Publication Detail

California Advanced Driver Information System II (CADIS II): Extended Tests of Audio and Visual Route Guidance Displays

UCD-ITS-RR-95-03

Research Report

Suggested Citation:
Srinivasan, Raghavan, Paul P. Jovanis, Francine H. Landau, M. Laur, Charles Lee, C. M. Hein (1995) California Advanced Driver Information System II (CADIS II): Extended Tests of Audio and Visual Route Guidance Displays. Institute of Transportation Studies, University of California, Davis, Research Report UCD-ITS-RR-95-03

The current study supplements the analyses conducted during CADIS-I to resolve other human factors and technical issues relating to the development of in-vehicle route guidance systems. The CADIS II workplan proposes to explore more interface designs as well as test the performance of interfaces in isolation (not with the electronic map as a common technology).

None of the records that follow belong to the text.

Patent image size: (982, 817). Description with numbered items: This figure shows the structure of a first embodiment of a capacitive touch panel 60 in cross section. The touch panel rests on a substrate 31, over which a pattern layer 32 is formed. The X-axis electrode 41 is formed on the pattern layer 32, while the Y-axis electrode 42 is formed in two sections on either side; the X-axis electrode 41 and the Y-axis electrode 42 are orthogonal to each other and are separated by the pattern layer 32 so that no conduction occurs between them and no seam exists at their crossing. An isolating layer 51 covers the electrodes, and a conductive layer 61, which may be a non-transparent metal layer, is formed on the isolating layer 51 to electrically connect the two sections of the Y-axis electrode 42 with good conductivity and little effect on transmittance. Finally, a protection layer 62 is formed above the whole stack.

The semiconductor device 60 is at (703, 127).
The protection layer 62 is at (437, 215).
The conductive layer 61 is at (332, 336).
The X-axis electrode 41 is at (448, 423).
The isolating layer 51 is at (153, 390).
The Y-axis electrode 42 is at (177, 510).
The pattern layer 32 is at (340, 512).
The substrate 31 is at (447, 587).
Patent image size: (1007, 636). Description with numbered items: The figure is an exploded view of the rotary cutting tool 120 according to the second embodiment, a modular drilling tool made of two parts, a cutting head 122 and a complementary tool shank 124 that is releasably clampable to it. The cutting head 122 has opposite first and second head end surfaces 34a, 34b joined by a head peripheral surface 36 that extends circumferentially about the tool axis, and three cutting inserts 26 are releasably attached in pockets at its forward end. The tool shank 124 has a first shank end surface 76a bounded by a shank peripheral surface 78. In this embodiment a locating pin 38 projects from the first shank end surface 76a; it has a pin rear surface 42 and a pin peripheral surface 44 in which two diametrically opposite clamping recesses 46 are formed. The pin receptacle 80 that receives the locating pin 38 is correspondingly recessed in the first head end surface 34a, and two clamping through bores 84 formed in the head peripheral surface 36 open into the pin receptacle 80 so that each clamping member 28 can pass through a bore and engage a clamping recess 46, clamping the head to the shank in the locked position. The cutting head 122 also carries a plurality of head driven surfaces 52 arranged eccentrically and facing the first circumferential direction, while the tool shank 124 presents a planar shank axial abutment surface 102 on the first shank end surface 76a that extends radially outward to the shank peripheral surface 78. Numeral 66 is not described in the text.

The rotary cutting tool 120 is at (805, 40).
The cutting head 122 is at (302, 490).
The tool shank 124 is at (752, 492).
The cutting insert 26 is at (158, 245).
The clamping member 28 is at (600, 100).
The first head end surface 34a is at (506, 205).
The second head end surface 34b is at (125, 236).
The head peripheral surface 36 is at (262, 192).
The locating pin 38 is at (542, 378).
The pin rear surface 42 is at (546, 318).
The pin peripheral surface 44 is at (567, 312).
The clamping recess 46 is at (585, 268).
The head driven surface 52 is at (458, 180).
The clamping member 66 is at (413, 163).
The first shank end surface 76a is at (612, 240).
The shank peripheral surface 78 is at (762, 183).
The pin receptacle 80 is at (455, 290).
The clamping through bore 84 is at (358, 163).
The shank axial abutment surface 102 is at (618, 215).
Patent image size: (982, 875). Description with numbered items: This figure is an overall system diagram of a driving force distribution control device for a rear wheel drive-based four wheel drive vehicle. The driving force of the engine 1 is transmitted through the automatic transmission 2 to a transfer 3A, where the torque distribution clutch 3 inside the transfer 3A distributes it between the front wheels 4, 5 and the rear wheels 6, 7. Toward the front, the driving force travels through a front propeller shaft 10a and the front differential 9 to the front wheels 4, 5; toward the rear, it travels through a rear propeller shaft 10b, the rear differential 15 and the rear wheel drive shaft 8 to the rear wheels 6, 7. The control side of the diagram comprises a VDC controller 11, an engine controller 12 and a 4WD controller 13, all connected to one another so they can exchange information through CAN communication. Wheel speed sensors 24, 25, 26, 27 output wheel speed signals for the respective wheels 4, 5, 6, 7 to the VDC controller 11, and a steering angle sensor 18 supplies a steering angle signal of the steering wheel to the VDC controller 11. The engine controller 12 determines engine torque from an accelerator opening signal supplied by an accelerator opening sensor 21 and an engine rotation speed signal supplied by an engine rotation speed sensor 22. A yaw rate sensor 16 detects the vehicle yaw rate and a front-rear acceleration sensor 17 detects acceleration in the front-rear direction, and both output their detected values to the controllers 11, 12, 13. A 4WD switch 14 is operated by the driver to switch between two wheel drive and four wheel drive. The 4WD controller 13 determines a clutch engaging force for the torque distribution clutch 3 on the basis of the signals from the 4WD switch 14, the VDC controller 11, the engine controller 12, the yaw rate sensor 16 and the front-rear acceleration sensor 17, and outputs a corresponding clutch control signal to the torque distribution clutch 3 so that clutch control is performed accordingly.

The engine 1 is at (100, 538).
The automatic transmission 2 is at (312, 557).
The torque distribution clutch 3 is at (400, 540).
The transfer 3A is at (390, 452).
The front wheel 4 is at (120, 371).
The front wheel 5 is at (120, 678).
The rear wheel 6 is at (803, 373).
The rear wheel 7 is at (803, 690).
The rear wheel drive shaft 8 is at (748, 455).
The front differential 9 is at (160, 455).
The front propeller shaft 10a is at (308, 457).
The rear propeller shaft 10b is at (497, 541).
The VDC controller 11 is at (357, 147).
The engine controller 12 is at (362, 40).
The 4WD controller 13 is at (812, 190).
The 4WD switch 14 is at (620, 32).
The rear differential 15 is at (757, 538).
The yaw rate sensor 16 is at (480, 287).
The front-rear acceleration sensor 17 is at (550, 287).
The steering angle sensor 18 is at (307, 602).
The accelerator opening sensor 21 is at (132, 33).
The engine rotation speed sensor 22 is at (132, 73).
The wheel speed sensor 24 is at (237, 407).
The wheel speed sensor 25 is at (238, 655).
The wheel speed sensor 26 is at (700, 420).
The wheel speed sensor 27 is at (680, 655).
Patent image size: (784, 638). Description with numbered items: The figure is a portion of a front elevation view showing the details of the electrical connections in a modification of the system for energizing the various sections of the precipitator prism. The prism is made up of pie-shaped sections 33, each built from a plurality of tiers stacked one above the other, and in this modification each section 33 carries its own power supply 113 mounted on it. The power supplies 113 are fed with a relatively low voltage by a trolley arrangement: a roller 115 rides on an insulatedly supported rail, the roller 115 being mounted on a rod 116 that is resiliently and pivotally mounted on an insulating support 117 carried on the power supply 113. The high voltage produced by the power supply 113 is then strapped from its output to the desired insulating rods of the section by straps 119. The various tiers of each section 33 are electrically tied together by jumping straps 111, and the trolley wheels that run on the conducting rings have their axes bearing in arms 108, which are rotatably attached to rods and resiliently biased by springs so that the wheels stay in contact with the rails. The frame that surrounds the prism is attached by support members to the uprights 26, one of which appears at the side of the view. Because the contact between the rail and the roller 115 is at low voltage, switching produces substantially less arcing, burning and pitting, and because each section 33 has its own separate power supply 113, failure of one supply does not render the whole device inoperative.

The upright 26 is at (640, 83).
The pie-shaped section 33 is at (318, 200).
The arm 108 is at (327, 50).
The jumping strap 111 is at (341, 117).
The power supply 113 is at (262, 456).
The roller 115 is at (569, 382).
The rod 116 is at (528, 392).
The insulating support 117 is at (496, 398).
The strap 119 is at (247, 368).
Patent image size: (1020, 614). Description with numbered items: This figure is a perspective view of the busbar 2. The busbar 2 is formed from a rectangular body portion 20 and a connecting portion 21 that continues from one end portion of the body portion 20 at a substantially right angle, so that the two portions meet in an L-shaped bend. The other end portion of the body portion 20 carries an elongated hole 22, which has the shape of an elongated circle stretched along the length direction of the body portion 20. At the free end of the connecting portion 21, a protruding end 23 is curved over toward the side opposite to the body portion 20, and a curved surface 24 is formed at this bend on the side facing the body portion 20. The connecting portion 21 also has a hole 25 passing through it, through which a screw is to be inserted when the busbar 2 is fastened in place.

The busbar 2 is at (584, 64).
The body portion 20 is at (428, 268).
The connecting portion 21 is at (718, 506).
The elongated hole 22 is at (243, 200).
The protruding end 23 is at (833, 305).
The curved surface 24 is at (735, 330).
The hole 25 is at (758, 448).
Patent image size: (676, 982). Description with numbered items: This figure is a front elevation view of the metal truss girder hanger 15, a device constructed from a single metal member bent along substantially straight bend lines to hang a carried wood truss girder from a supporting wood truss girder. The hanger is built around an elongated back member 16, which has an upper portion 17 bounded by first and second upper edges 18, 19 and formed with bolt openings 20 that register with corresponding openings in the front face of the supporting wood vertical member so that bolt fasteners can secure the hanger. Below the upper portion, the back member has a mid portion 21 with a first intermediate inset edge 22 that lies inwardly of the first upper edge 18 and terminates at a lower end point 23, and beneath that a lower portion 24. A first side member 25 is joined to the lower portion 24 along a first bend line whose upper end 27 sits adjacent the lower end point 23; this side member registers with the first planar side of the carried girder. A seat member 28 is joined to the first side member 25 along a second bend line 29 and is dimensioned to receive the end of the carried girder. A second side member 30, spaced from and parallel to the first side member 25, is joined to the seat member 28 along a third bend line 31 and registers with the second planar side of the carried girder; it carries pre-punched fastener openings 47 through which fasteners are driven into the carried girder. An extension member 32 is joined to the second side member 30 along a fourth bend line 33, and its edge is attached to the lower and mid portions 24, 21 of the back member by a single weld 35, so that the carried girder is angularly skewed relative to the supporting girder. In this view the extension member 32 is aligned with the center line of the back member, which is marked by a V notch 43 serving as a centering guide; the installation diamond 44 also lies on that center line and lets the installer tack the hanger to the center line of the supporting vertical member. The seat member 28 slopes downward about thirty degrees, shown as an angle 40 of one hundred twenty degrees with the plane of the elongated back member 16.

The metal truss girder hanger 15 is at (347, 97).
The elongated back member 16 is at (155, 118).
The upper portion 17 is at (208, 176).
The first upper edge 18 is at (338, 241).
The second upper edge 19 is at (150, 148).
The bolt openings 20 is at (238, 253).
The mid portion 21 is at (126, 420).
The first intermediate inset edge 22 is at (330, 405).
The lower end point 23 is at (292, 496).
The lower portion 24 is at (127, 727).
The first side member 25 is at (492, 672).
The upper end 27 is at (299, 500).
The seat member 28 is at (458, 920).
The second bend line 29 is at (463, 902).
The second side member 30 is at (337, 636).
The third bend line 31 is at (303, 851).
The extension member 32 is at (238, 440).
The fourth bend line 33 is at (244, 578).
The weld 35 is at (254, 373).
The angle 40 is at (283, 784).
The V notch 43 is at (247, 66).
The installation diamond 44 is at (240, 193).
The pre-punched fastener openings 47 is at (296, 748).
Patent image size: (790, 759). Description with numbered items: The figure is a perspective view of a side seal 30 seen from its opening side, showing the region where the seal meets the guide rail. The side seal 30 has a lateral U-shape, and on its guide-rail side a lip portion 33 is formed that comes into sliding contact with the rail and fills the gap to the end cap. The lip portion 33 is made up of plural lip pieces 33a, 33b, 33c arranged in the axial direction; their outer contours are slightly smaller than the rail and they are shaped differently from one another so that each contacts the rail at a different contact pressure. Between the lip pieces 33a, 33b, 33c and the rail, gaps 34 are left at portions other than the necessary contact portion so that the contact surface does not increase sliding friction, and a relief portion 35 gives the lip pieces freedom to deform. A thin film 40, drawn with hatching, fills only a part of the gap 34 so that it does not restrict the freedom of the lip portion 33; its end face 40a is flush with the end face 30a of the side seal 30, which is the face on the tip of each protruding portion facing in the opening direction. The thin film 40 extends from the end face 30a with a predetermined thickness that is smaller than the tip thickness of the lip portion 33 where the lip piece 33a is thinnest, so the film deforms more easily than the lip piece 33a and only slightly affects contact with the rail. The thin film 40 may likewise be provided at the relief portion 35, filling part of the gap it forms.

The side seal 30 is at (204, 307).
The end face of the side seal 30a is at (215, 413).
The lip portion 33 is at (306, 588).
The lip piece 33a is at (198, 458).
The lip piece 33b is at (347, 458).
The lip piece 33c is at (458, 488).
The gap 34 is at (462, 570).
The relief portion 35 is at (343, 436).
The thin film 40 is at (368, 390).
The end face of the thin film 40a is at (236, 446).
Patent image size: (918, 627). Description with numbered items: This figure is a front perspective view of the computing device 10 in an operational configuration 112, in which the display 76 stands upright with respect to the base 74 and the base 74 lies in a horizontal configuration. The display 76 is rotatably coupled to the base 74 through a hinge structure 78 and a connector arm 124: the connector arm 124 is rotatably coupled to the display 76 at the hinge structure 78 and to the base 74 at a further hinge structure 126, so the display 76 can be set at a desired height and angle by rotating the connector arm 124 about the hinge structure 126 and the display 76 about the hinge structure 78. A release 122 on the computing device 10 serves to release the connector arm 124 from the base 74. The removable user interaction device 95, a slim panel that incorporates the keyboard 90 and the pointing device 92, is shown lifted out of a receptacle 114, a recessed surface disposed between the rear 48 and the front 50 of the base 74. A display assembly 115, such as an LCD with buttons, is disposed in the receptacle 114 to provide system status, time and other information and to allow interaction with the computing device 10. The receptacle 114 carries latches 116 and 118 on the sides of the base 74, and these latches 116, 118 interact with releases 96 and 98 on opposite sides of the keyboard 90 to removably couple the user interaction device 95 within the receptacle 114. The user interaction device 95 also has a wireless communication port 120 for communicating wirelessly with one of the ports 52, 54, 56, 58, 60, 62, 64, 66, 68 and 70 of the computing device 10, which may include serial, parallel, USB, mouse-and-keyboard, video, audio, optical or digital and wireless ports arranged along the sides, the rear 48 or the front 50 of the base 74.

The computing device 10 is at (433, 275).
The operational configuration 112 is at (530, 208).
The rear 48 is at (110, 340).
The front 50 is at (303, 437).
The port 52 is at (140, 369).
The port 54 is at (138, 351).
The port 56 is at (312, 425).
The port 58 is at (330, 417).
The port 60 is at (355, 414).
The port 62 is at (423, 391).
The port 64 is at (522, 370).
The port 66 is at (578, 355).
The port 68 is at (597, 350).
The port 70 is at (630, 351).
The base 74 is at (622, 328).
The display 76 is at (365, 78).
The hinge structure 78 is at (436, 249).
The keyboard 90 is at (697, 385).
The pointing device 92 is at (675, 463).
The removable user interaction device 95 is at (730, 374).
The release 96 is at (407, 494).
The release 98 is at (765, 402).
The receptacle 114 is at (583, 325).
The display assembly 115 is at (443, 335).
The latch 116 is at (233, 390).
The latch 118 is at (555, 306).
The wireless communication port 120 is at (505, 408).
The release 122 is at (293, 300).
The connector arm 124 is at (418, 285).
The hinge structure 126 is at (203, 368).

As a result, a two-phased approach is implemented in CADIS II: first, individual interfaces are tested in the high fidelity Hughes Simulator; then a broader set of map, guidance screens and voice systems are tested on a moderate fidelity table top simulator developed for the project and located at UC Davis.

The experiments in the Hughes driving simulator are a direct extension of the CADIS I experiments and are conducted to address the following issues regarding the design of route guidance systems that arose as a result of findings from CADIS I:
  • 1. Will audio-guidance alone perform as well and be perceived as favorably as the audio-guidance electronic map combination?
  • 2. Is a heads up guidance display superior to a heads down guidance display, given the same display format?
  • 3. Will a modified guidance display (compared to the one used in experiment 1) perform better and be perceived more favorably that in experiment I?
To address these issues, five route guidance systems are tested: (1) Paper map, (2) Heads down electronic map, (3) Heads up guidance display alone, (4) Heads down guidance display alone, and, (5) Voice guidance alone. The study used the same simulated roadway network as in CADIS I, however, some changes are made to the driving scenarios. All lead vehicles in front of the subject are eliminated as subjects had responded inconsistently to the vehicles. Two secondary tasks (roadside scanning task and a monitoring task for vehicles that start to move into intersections) are added to increase and more uniformly distribute subject workload and increase the sample size of subject reaction times so that the distraction attributable to the interfaces could be identified with greater precision. Dependent variables included response times to the scanning and monitoring tasks, number of navigation errors and collisions, subjective workload and user perceptions.